The findings also reveal a fall in the number of employers saying the increase in home and hybrid working has had a negative impact on their organisation’s productivity. In 2020 it was 23%, compared to 18% in 2021.
The research, based on a survey of over 1,000 employers and 2,000 employees, clearly shows that embracing a more agile way of working is paying dividends.
And while employers are focusing on how this new way of working impacts their bottom line, employees are taking a long hard look at the cost benefits too.
Put simply, going to work costs money. From extortionate train tickets and fuel prices, to endless (but necessary) takeaway food and drinks and buying and dry cleaning smart office-friendly clothes. It all adds up. I recall myself, around 12 years ago, when I stopped commuting into London and set up my own business from home, I made an annual saving of around £10,000.

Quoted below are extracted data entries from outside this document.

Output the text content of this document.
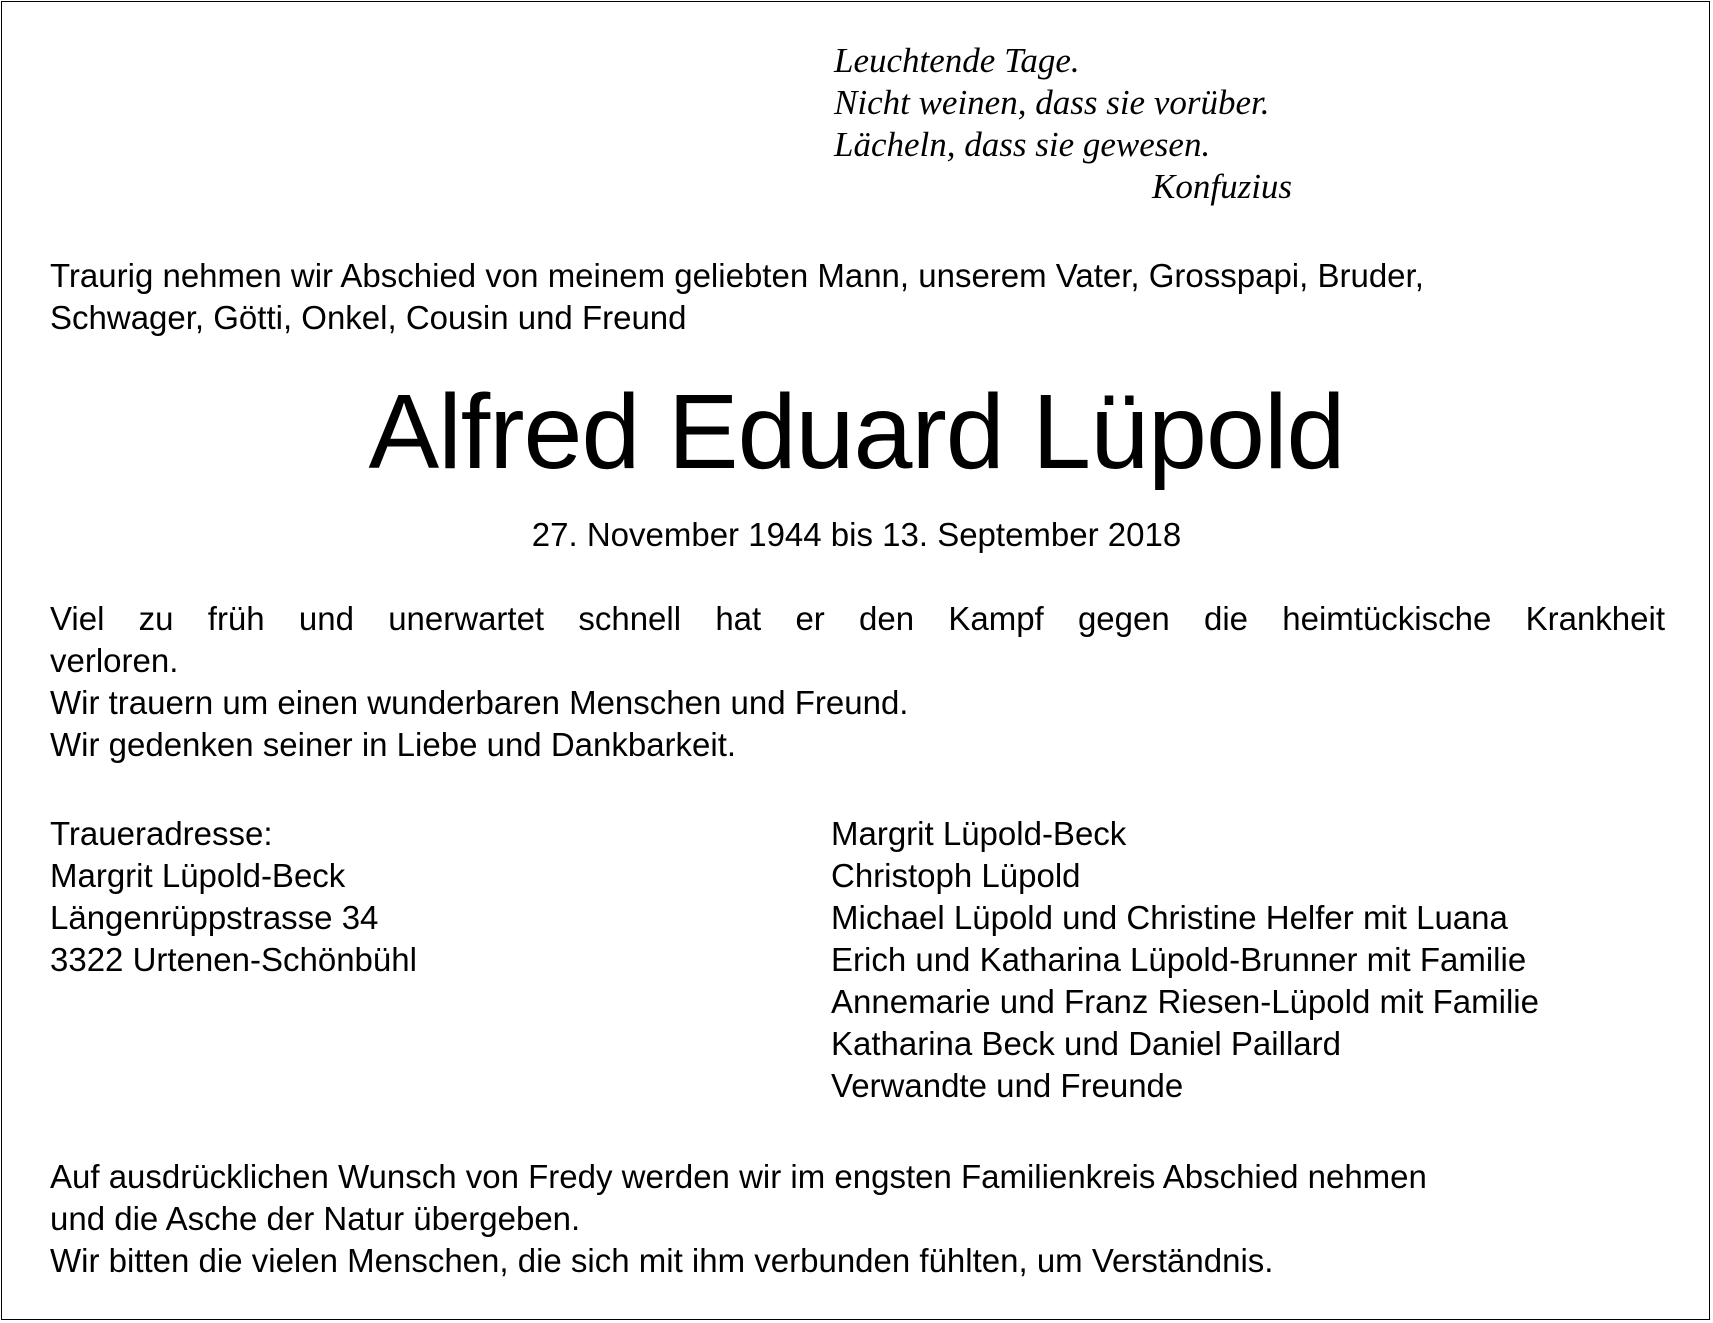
Leuchtende Tage.
Nicht weinen, dass sie vorüber.
Lächeln, dass sie gewesen.
Konfuzius
Traurig nehmen wir Abschied von meinem geliebten Mann, unserem Vater, Grosspapi, Bruder,
Schwager, Götti, Onkel, Cousin und Freund
Alfred Eduard Lüpold
27. November 1944 bis 13. September 2018
Viel zu früh und unerwartet schnell hat er den Kampf gegen die heimtückische Krankheit
verloren.
Wir trauern um einen wunderbaren Menschen und Freund.
Wir gedenken seiner in Liebe und Dankbarkeit.
Traueradresse:
Margrit Lüpold-Beck
Längenrüppstrasse 34
3322 Urtenen-Schönbühl
Margrit Lüpold-Beck
Christoph Lüpold
Michael Lüpold und Christine Helfer mit Luana
Erich und Katharina Lüpold-Brunner mit Familie
Annemarie und Franz Riesen-Lüpold mit Familie
Katharina Beck und Daniel Paillard
Verwandte und Freunde
Auf ausdrücklichen Wunsch von Fredy werden wir im engsten Familienkreis Abschied nehmen
und die Asche der Natur übergeben.
Wir bitten die vielen Menschen, die sich mit ihm verbunden fühlten, um Verständnis.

Given the current staff shortages and rising war for talent, some companies are addressing the issue by offering travel allowances and free breakfasts and lunches. Anything to attract new and retain and tempt current employees back into the office.
Fundamentally though, mindsets have shifted. Workers who once thought nothing of picking up the tab for going to work are now less likely to accept this financial burden. And in some cases, cannot. If hybrid working is not available to them they will leave. Either through choice or because the cost of working is no longer viable.
As Microsoft notes in its Work Trend Index: “Flexible work is here to stay…Talent is everywhere in a hybrid world.”